Ci sono voluti undici mesi per piegarlo. Gigi Simoni non ce l’ha fatta. Ci ha lasciati questa mattina, dopo quel maledetto ictus che all’inizio della scorsa estate lo aveva costretto in un letto di ospedale a Pisa, la città di sua moglie Monica. Dal 22 giugno al 22 maggio, beffa del destino: morire proprio nel giorno che l’Inter festeggia il decennale del triplete.
Il fato nerazzurro ha sempre questo retrogusto amaro: l’impossibilità di gioire pienamente di un momento, la consapevolezza di avere sempre un’amarezza dietro l’angolo.
Ronaldo e la Coca Cola
Gigi Simoni conosceva bene quel sapore. Guidò l’Inter a fine anni ’90, con garbo, competenza e alzando la voce solo una volta, a Torino per il celebre intervento di Iuliano su Ronaldo non sanzionato da Ceccarini. Gli costò uno scudetto e il tradizionale aplomb. La scena madre di una stagione meravigliosa, culminata nel 3-0 alla Lazio in finale di Coppa Uefa.

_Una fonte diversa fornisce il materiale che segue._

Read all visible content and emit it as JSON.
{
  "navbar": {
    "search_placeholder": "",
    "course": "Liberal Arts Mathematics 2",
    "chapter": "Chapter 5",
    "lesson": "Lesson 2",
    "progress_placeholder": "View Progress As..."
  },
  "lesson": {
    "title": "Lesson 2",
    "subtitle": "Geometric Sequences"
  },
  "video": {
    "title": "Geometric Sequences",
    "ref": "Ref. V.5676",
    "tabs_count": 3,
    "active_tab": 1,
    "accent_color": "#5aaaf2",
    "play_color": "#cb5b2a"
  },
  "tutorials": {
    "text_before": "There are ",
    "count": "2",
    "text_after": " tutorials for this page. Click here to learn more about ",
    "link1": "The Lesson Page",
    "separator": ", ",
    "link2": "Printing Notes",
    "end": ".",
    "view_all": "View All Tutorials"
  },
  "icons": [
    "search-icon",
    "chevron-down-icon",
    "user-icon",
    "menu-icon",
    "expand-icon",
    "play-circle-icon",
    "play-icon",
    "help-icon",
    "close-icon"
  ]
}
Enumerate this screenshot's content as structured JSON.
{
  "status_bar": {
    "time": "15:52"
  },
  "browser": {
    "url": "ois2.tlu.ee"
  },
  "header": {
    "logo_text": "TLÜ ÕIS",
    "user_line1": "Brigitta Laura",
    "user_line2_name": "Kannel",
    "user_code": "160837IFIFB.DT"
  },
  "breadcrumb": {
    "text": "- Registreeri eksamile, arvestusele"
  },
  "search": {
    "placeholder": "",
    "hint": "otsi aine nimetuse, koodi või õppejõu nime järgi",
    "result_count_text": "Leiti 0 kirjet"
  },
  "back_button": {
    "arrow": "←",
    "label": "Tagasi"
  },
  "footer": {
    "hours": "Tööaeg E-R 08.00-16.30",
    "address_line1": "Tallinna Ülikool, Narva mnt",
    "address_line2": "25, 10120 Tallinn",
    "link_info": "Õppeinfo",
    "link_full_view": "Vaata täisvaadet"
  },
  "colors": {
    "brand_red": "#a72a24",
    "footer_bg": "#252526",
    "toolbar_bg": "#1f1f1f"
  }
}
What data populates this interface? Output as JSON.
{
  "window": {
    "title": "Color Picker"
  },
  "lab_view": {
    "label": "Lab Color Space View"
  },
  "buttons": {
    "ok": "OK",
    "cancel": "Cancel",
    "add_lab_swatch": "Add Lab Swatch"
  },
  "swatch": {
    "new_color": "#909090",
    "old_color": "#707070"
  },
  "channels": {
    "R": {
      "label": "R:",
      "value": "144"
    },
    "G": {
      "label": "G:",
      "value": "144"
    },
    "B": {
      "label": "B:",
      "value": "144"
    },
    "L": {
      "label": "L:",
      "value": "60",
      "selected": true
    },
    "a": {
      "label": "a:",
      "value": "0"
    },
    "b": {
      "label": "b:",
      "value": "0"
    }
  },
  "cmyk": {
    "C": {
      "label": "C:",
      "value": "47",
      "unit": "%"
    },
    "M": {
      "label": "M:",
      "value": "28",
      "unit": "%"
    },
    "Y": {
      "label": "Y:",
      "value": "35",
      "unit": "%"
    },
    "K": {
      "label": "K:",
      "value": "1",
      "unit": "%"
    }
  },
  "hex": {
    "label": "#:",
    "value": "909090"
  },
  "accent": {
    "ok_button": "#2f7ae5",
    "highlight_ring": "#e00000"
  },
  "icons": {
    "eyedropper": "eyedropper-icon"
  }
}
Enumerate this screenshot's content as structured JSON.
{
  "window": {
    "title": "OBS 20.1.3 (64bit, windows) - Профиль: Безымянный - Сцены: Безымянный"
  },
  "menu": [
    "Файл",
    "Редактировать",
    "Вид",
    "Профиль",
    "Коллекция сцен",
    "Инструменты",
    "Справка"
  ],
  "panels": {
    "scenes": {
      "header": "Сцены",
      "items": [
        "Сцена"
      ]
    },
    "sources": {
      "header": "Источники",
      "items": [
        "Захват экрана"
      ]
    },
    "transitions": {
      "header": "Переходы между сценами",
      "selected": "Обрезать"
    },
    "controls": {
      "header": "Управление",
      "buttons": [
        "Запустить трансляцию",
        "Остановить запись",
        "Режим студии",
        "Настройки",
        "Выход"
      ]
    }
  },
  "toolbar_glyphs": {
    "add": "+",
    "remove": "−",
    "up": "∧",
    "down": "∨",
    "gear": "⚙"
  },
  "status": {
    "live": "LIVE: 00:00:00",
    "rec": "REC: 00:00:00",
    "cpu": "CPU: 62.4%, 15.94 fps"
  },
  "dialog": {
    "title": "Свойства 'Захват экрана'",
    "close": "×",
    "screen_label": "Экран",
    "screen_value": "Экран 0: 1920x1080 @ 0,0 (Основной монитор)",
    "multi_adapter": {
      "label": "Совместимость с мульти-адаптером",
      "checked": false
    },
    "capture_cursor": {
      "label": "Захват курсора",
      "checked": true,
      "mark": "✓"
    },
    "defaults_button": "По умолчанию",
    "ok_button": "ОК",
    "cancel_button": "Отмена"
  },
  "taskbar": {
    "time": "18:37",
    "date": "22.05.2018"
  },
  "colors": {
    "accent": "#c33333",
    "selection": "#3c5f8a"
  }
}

Quella che tutti ricordiamo per il doppio passo di Ronaldo davanti a Marchegiani. Il punto esclamativo di un’annata in cui il Fenomeno rideva, dribblava e segnava. Merito di un allenatore che aveva saputo coccolarlo e stimolarlo. Il loro rapporto andò oltre il campo. Simoni gli permetteva di bere la Coca Cola e lo lasciava libero di esprimere il meglio di sé. In cambio ricevette 34 gol e l’amore di un ragazzo di 21 anni che il giorno dopo la vittoria in Coppa Uefa gli rasò i capelli.
Gigi Simoni aveva 59 anni all’epoca e aveva appena raggiunto l’apice di una carriera passata a portare le squadre in serie A: 7 promozioni, nessuno come lui. Due volte al Genoa, due a Pisa e altre tre divise tra Brescia, Cremona e Ancona. Un cammino iniziato a metà anni ’70 e chiuso nel nuovo millennio. Non era mai cambiato. Un signore nato a Crevalcore, nella provincia emiliana e affermatosi nelle periferie del calcio. Il suo mestiere era vestirle bene e portarle nel mondo dei grandi. Perché prima del Fenomeno aveva allenato tanta normalità rendendola straordinaria.
La favola Cremonese e il dramma del figlio
Come quella Cremonese che fece trionfare a Wembley nel torneo Anglo-Italiano. Vinse a Londra e a Parigi, ma anche in campi di periferia. Con lo stesso stile pacato guidava undici uomini a Carrara in C1 o all’Olimpico. La Lazio a metà anni 80 fu la sua prima grande piazza, anche se per poche settimane. Una parentesi metropolitana in una vita di provincia. Una traiettoria cambiata prima da Ferlaino, che lo chiamò a Napoli come consulente e poi da Moratti che gli mise in mano una fuoriserie. Una squadra di valore affidata a un uomo di valori. Un matrimonio che durò un anno e mezzo, perché poi arrivò un esonero doloroso. Dopo una vittoria col Real Madrid in Champions, nel giorno in cui i suoi colleghi gli consegnavano la Panchina d’Oro. Era il 30 novembre del ‘98 e fu un dolore enorme. Minore di sicuro rispetto a quello di undici mesi dopo, quando perse suo figlio Adriano per un incidente in moto. Gigi era allenatore del Piacenza e da un mese era diventato nuovamente padre.
Visse il suo dolore nello stesso modo in cui visse le sue gioie. Silenziosamente, come se n’è andato. È paradossale che il mondo lo ricordi per quella sfuriata con Ceccarini, per quel “si vergogni” del 26 aprile 1998. Un gesto di stizza in una carriera di buone maniere. Anche da calciatore. Giocò nel Torino di Meroni, a lungo per Brescia, Genoa e Mantova e più brevemente nella Juve e nel Napoli, dove fu capace di vincere una Coppa Italia partendo dalla B. Qualcosa che non è più riuscito a nessuno. Come fare ridere Ronie. Come vincere a Wembley con la provincia grigiorossa. Come fare sette promozioni e gioire senza spettinarsi. A meno che non ci sia un Fenomeno pronto a cambiare tutto.
La capigliatura e la vita di un uomo rimasto sempre signore. Con la testa rasata dopo un trionfo o dopo la morte di un figlio. Addio Luigi Simoni, per sempre Gigi.